Dr James Michael Gumpel MA BM BCH Oxon FRC Lond
(St Thomas’, Medicine, 1960)
An acute care doctor with a passion for DIY and gardening.
James Michael Gumpel (‘Michael’) was born in Berlin in 1936. After taking A-levels in languages at Highgate School, London, he eventually won a place at Trinity College, Oxford, to study medicine. He did his clinical training at St Thomas’ Hospital in London. He met his first wife, Shirley Fisher, while working at Whittington Hospital in north London, and they were both awarded fellowships at the Johns Hopkins Hospital in Baltimore, USA, from 1962 to 1965.

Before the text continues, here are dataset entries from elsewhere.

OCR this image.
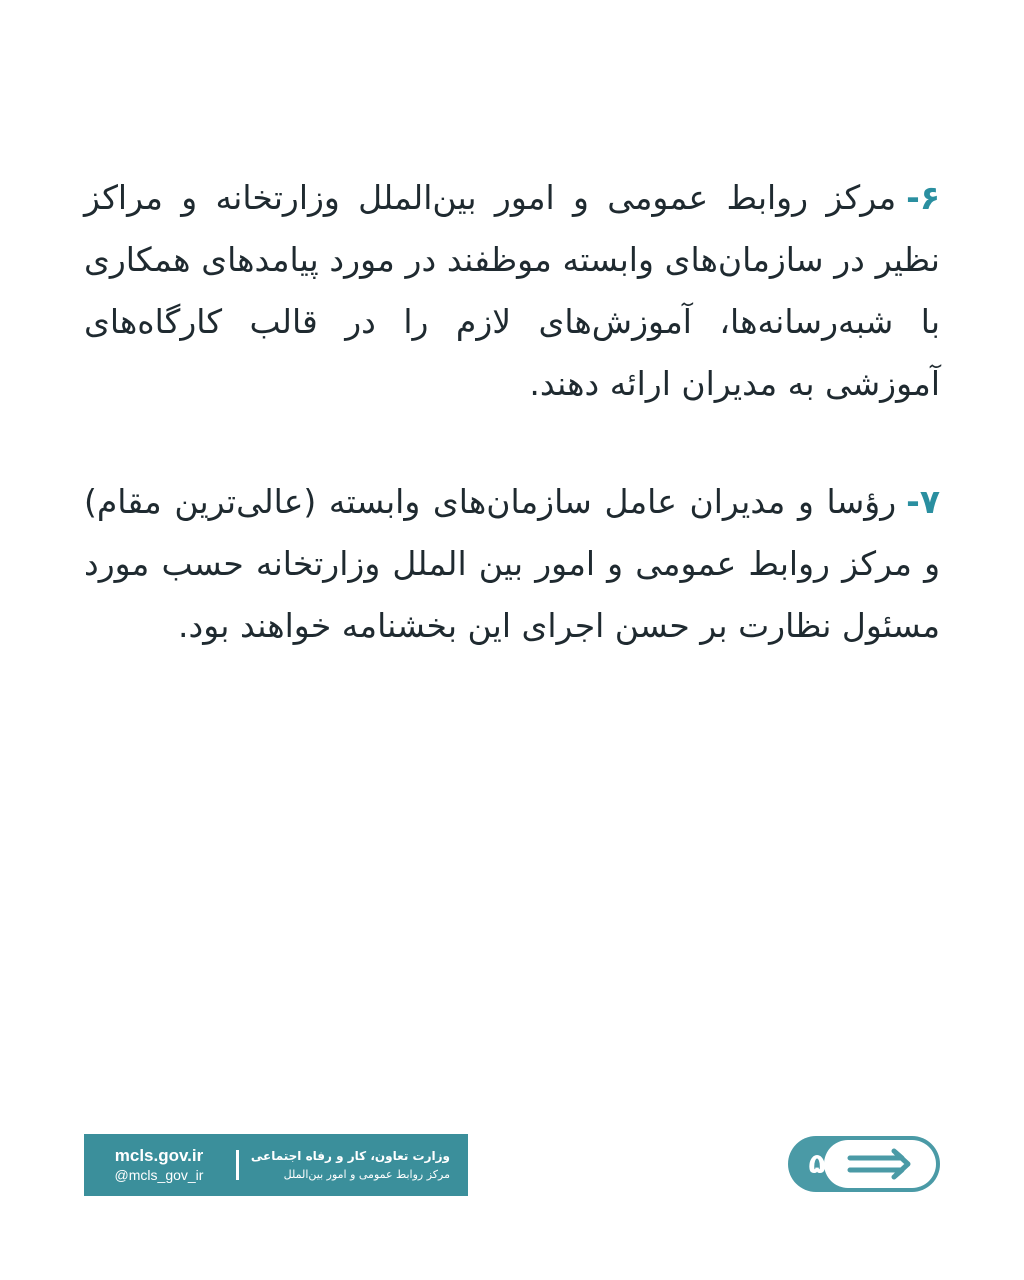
۶-مرکز روابط عمومی و امور بین‌الملل وزارتخانه و مراکز نظیر در سازمان‌های وابسته موظفند در مورد پیامدهای همکاری با شبه‌رسانه‌ها، آموزش‌های لازم را در قالب کارگاه‌های آموزشی به مدیران ارائه دهند.
۷-رؤسا و مدیران عامل سازمان‌های وابسته (عالی‌ترین مقام) و مرکز روابط عمومی و امور بین الملل وزارتخانه حسب مورد مسئول نظارت بر حسن اجرای این بخشنامه خواهند بود.
mcls.gov.ir
@mcls_gov_ir
وزارت تعاون، کار و رفاه اجتماعی
مرکز روابط عمومی و امور بین‌الملل	۵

On returning to London, Michael was appointed consultant physician specialising in rheumatology and acute care medicine at Northwick Park Hospital from its opening in 1970, and he remained there until his retirement from the NHS in 1997. He pioneered treatment using colloidal gold and injections of radioisotopes such as yttrium to ease the symptoms of rheumatoid arthritis. He co-authored 129 papers listed in PubMed between 1967 and 2003 in peer-reviewed journals such as The Lancet, Annals of the Rheumatic Diseases, Rheumatology and Gut, publishing with research colleagues at the Medical Research Council’s clinical research centre at Northwick Park Hospital, the Royal Postgraduate Medical School at Hammersmith Hospital and with Ingvar Bjarnason, latterly at King’s College London. He campaigned for better funding for medicine, and published a joint letter in The BMJ with Peter Richards in 1997 to the then secretary of state for health, Frank Dobson, about the problems in acute hospital services in the NHS.

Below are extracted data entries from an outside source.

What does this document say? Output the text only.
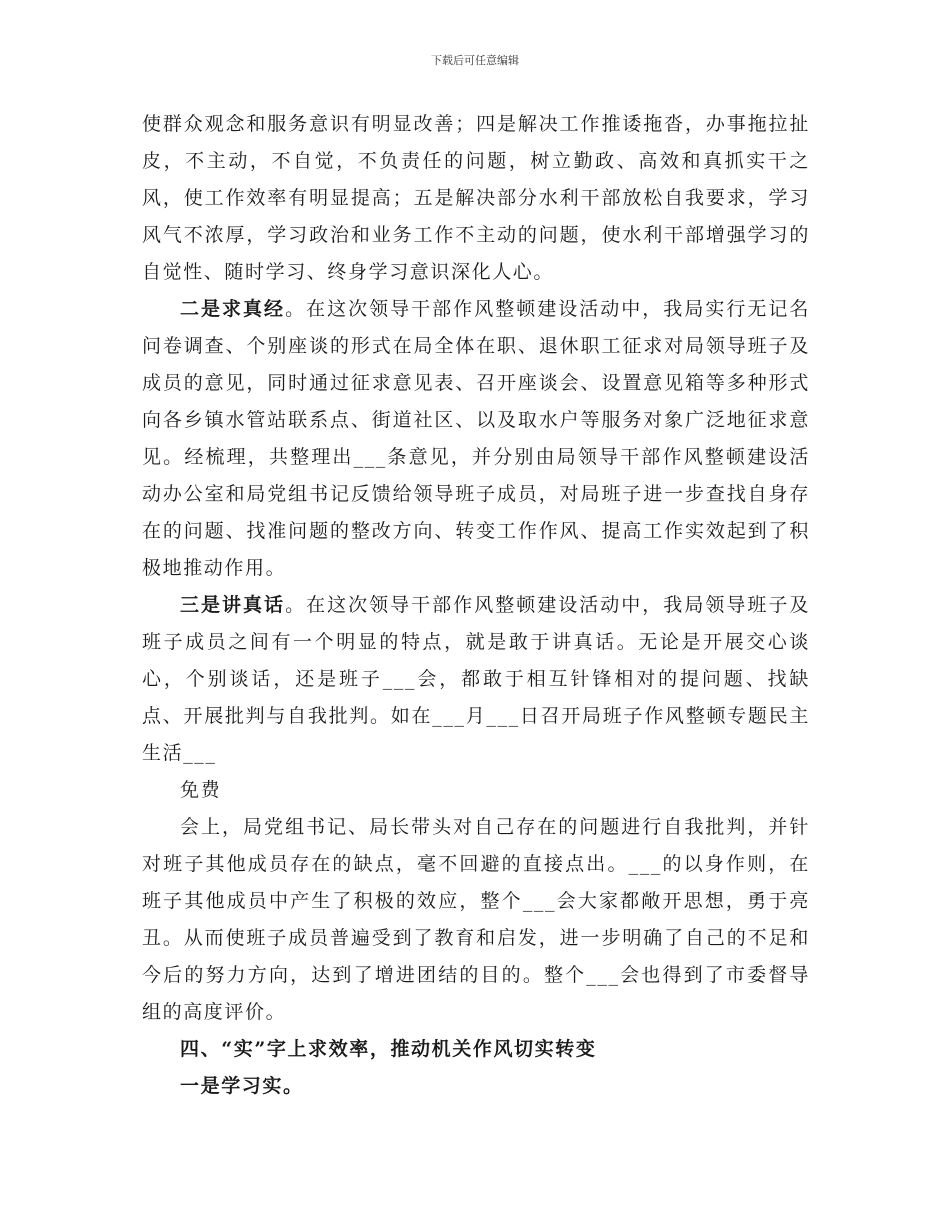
下载后可任意编辑

使群众观念和服务意识有明显改善；四是解决工作推诿拖沓，办事拖拉扯皮，不主动，不自觉，不负责任的问题，树立勤政、高效和真抓实干之风，使工作效率有明显提高；五是解决部分水利干部放松自我要求，学习风气不浓厚，学习政治和业务工作不主动的问题，使水利干部增强学习的自觉性、随时学习、终身学习意识深化人心。

二是求真经。在这次领导干部作风整顿建设活动中，我局实行无记名问卷调查、个别座谈的形式在局全体在职、退休职工征求对局领导班子及成员的意见，同时通过征求意见表、召开座谈会、设置意见箱等多种形式向各乡镇水管站联系点、街道社区、以及取水户等服务对象广泛地征求意见。经梳理，共整理出___条意见，并分别由局领导干部作风整顿建设活动办公室和局党组书记反馈给领导班子成员，对局班子进一步查找自身存在的问题、找准问题的整改方向、转变工作作风、提高工作实效起到了积极地推动作用。

三是讲真话。在这次领导干部作风整顿建设活动中，我局领导班子及班子成员之间有一个明显的特点，就是敢于讲真话。无论是开展交心谈心，个别谈话，还是班子___会，都敢于相互针锋相对的提问题、找缺点、开展批判与自我批判。如在___月___日召开局班子作风整顿专题民主生活___

免费

会上，局党组书记、局长带头对自己存在的问题进行自我批判，并针对班子其他成员存在的缺点，毫不回避的直接点出。___的以身作则，在班子其他成员中产生了积极的效应，整个___会大家都敞开思想，勇于亮丑。从而使班子成员普遍受到了教育和启发，进一步明确了自己的不足和今后的努力方向，达到了增进团结的目的。整个___会也得到了市委督导组的高度评价。

四、“实”字上求效率，推动机关作风切实转变

一是学习实。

Michael and his second wife, Carole, ran his private practice in Harley Street and the Clementine Churchill Hospital, where he had many loyal patients whom he continued to see after he left the NHS and finally retired from private medicine in 2007. He travelled regularly with Carole to medical conferences. He harnessed his energies into DIY and gardening at a succession of homes, most recently at Bentley Priory in Stanmore, where he enjoyed developing the grounds of the estate and contributing to the gardening committee.
Michael is missed by his wife, Carole; his three children, Nicky, Jon and Sophie; his stepson, Andrew; and 10 grandchildren, two of whom have followed him into medicine.
Details from this obituary have been taken from the obituary published for Michael in The BMJ, 11 November 2022, by Nicky Carling, Sophie Watkins and Jonathon Gumpel.